Märzenmorgen

Lina sass auf der Gartenbank. Noch zeigte sich die Natur grau. Dennoch ahnte man den Frühling - er warf da und dort einen grünen Schleier über die Wiese.

Erste Krokusse streckten sich zum Himmel. Wie winzige Farbtupfer auf der Malerpalette gaben sie Lina ein Zeichen: HALLO - DER WINTER IST VORBEI!

Lina fröstelte. Noch war es kühl. Sie zog ihren Mantel enger an sich.

Seit einem halben Jahr war Lina Witwe. Klaus hatte an einem Oktobermorgen einfach tot neben ihr gelegen. Also d e n Schreck muss man zuerst mal verdauen!

Klaus hatte nie Probleme gehabt - Herz gut. Blutwerte gut. Appetit gut.Und dann d a s: KALT NEBEN LINA.

Lina hatte die Augen fest zugekniffen. Alles nur ein Traum! Bald werde ich seine befehlende Stimme hören: «Wo bleibt der Kaffee!»

Aber sie hörte seine Stimme nie mehr. AUS MIT KLAUS!

Es war keine Filmehe gewesen. Nichts mit Romantik... Händchen halten... Herzhüpfen. Ein normales, laues Bad des Lebens - nicht heiss, nicht kalt. Gerade richtig, um es auszuhalten.
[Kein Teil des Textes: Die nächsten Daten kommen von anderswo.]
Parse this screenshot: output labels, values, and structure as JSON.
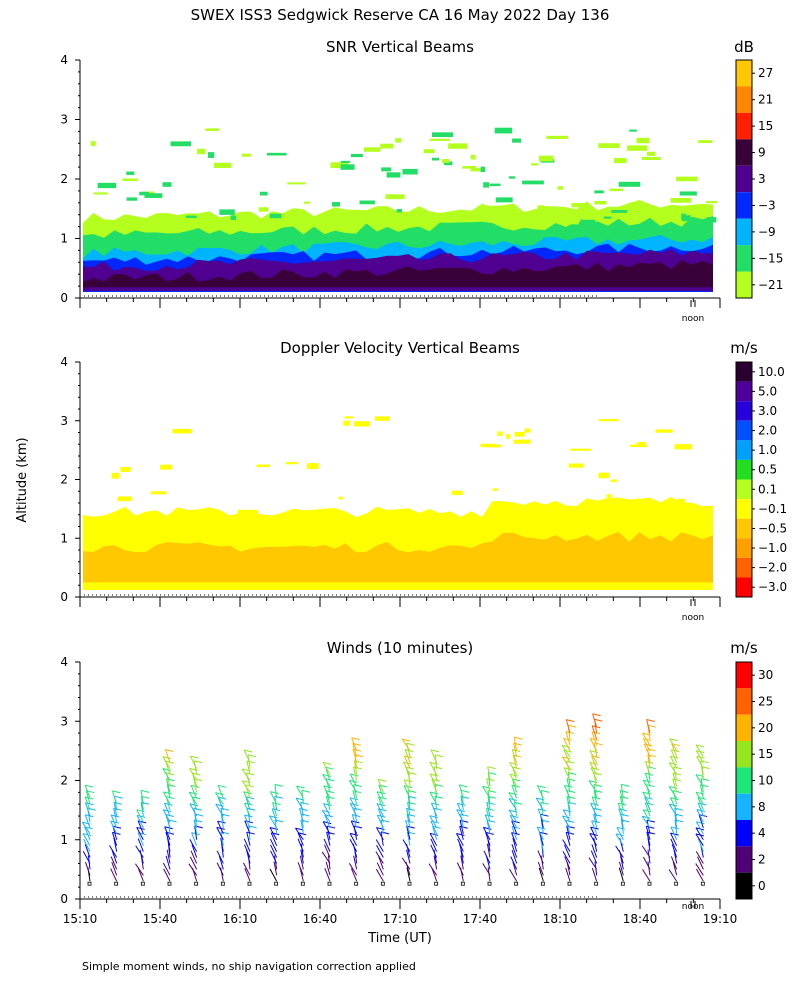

Klaus war ihr Chef gewesen. Er leitete als Chemiker in einer der grossen Pharmaindustrien ein Forschungsteam. Lina arbeitete als seine Sekretärin. Und war für ihn unentbehrlich.

Entsprechend machte er ihr den Antrag: «ICH GLAUBE, WIR GEHÖREN ZUSAMMEN! HÄTTEN SIE LUST, FRÄULEIN LINA?»

Er verlor die Sekretärin. Hatte aber jetzt im Haus eine Managerin, die ihm den Rücken freihielt. Und auf seiner Karrierelaufbahn den Weg sauberschaufelte.

Klaus war anspruchsvoll - dirigierte sie wie ein Hausmädchen herum. Nein. Svetlana, die polnische Zugehfrau, hatte es besser - da zeigte Karl noch einen gewissen Respekt. Aber Lina wurde behandelt wie eine Leibeigene: «Pack mir den Koffer für die Tagung... aber nicht wieder diese Krawatte mit den Golfschlägern! Was hast du dir letztes Mal auch dabei gedacht, Lina?»

Sie hätte gerne einen Dackel zum Trost gehabt. Klaus wehrte entsetzt ab: «Ich bin allergisch.»

Er begann eine Affäre mit der neuen Sekretärin. Sie war beruflich ein trübes Licht - aber vermutlich Hochglanz im Bett. Jedenfalls kaufte Klaus sich seidene Pyjamas für die Geschäftsreisen.

Lina hätte gerne Kinder gehabt. Funktionierte nicht. Und gegen einen Dackel war Klaus allergisch.

Also lebten sie nebeneinander her. Jeder sein eigenes Leben - Lina hatte nicht den Mut zu gehen. Vielleicht war es auch Bequemlichkeit.

Als sie ihm vorschlug, die Schlafzimmer zu trennen, redete er vierzehn Tage kein Wort mit ihr. Gekränkte Eitelkeit. DABEI HATTE ER FÜR LINA N I E EIN SEIDENES PYJAMA GETRAGEN. Immer nur T-Shirt. Und die Unterhose vom Tag in der Nacht.

Nachdem Klaus kalt wie eine Flunder neben ihr gelegen hatte, ging sie in die Küche. Und machte sich zuerst mal einen Kaffee. Diesmal ganz für sich alleine.

Als Svetlana dann zum Putzen erschien, sass Lina noch immer an der Tasse. Sie lächelte der Polin entgegen: «Mein Mann ist tot. Wir rufen jetzt den Bestatter an. Dann beziehen wir das Bett neu...»

Es brauchte eine gewisse Zeit, bis Lina mit ihrer neuen Freiheit zurechtkam. Sie ging auf eine lange Reise. Und floh alle Erinnerungen.

Dann kam sie mit neuen Plänen und Energie zurück.

Es war Linas erste Woche alleine im Haus. Sie schaute zum Himmel - die blasse Sonne streichelte jetzt zaghaft ihr Gesicht.

Lina fühlte auf der Gartenbank an diesem Märzenmorgen erstmals so etwas wie Wärme und Glück.

«OTTO!» - rief sie, «komm zu mir!»

Der Dackel legte sich vor ihre Füsse.

In eigener Sache: Das war die letzte Freitags-Kolumne. Ich lege mir einen Hund zu.